Entropy

Entropy measures how unpredictable or surprising a probability distribution is. High entropy means high uncertainty — you can't easily guess what's coming next. It's the foundation for understanding why cross-entropy loss works.

Intuition First

Imagine a coin flip. Heads or tails — 50/50. You genuinely don't know what's coming. That's high entropy: maximum unpredictability.

Now imagine a biased coin that lands heads 99% of the time. You know what's coming before you flip it. That's low entropy: low unpredictability.

Entropy is a single number that captures how surprised you expect to be by the outcome of a random event.

What's Actually Happening

Think of entropy as the answer to: "How many yes/no questions do I need to identify the outcome?"

If there are 8 equally likely outcomes (like 8 letters), you need exactly 3 binary questions to narrow it down. Entropy = 3 bits.

If one outcome is almost certain (like a fair coin flipped once with probability 0.99/0.01), you barely need to ask — entropy is nearly 0.

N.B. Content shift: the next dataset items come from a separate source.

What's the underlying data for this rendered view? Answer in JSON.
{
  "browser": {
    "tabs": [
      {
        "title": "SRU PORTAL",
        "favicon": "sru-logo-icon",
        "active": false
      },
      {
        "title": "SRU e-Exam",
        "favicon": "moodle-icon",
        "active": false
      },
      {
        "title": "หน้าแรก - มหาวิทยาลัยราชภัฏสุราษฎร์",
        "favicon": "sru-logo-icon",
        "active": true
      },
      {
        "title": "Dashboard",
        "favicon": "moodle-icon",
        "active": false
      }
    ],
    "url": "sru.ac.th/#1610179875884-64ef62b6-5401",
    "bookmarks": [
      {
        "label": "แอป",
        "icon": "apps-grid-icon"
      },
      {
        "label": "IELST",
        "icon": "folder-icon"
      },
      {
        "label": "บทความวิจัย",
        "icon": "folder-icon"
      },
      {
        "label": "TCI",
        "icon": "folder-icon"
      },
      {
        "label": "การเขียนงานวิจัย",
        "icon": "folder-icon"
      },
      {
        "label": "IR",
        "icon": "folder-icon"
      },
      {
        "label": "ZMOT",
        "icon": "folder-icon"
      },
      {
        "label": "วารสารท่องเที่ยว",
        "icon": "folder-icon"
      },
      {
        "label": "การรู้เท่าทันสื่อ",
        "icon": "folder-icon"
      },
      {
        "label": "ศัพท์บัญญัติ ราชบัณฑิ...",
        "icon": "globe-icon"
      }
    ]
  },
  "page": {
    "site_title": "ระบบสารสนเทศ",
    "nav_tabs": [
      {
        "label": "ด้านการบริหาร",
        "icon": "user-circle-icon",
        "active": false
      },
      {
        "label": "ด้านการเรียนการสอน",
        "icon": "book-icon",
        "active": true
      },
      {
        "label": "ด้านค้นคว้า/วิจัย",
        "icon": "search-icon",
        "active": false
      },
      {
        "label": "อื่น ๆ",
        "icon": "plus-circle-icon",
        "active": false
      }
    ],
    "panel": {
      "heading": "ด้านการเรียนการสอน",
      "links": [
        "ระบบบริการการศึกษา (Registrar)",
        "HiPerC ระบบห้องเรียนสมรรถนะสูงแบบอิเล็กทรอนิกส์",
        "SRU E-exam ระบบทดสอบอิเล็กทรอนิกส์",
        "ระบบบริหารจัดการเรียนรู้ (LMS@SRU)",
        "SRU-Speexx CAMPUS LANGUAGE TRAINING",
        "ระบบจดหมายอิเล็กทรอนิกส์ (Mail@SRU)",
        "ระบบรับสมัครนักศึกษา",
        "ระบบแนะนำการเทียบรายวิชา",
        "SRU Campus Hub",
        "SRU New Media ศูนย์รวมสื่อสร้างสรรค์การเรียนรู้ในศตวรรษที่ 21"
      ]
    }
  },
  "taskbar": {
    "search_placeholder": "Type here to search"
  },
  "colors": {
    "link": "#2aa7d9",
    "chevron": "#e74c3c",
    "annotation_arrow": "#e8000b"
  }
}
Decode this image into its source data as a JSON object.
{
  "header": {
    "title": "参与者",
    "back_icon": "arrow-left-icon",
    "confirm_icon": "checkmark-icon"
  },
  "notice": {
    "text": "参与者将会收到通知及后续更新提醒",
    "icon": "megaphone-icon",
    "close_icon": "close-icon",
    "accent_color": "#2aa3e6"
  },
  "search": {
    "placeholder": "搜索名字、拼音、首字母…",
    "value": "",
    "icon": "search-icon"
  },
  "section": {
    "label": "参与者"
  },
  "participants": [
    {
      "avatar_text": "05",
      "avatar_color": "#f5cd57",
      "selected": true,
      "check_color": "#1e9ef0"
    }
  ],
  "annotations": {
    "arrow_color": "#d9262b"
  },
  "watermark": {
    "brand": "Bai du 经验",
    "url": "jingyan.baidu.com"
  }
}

Key insight: rare events carry more information when they happen. If your model predicts "dog" with 1% probability and it turns out to be a dog — that's surprising. Surprising = informative = high information content.

The information content of a single outcome with probability p is:

-log₂(p)

When p = 0.5 → 1 bit. When p = 0.01 → ~6.6 bits. When p = 1.0 → 0 bits (no surprise).

Entropy is the expected information content — the weighted average of how surprising each outcome is.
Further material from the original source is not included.